Friday, December 8, 2017

And I'm About To Break

The best thing about having a blog is you can write about whatever you feel whenever you feel it. This week has been soul crushing for me and I need to get it out. Hopefully, my meltdown can help someone else nearing the point I was at.

My 18 mile run was rough. I did really well for 15 miles then the last three fell apart. Just like what happened in the Pittsburgh Marathon in May. What is it about this distance? What am I not doing right? I have put way too much time and effort in to this training for it all to come crashing down so close to the race.

I didn't run Monday. I went to barre - which was not my brightest idea. Tuesday some strange cold front came through and I ended up with a wicked headache. Plus, running in the rain in December sounded terrible.

Then Wednesday came. I went to barre in the morning.

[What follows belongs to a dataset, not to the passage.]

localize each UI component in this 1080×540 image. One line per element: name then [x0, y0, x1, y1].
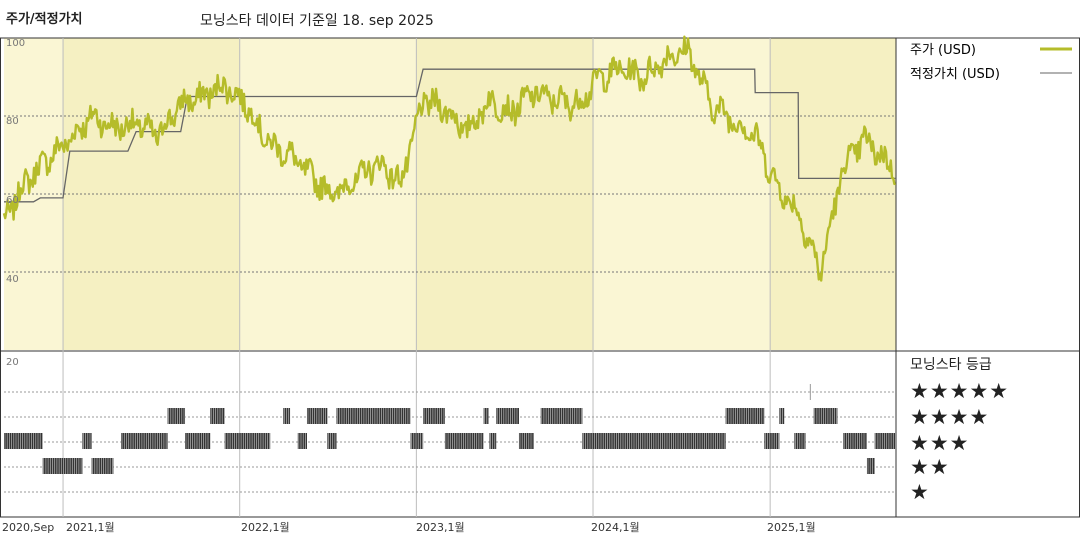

Packed my bag of running clothes and went along my way. As I was programming my watch with my track workout it happened. The thought of running was giving me incredible anxiety. I thought I was going to cry, like burst in to tears.

What is happened?! I have done this before! It would be totally different if I hadn't done this before, let alone six other times! I am four weeks from running a marathon and the thought of running is bringing me to tears.

I posted something on Twitter looking for something. Anything. I was very grateful that Kelsey texted me. She told me to reach out to Kristen. Of course! Why wouldn't I have thought of that. Ask the person who wrote my plan!

We worked out a plan. I'm cutting a workout this week to hopefully take some of the edge off. It is a cutback week so it's nothing crazy. Seriously guys, if you don't work with a coach, you need to. Even for the little bit of a boost. Kristen also told me to reach out to my other friend Kristin and ask how four weeks out from the marathon treated her.

Yep, just what you expected, hot mess.

So what am I getting at? I AM HUMAN! We are all human! We have bad days, heck even bad weeks. I need to give myself some credit sometimes and celebrate the small victories. My splits have been dropping. I finished my 2017 mileage goal with five weeks to spare. I ran 18 miles last week even when I wanted to stop.

Most of all, I have finished six marathons! I am a marathoner. While this is my last attempt at a time goal for a marathon, no one can take away the fact that I am a marathoner.

This training has been so much more than miles. It has been finding myself again. Showing myself that when you might be at your lowest, you can accomplish amazing things. Mostly, it's for Carrie and those who would love to be able to do what has been stressing me out. I need to spend the next month embracing the journey again and focus on what is really important.

What has been your breaking point? How did you get out of it.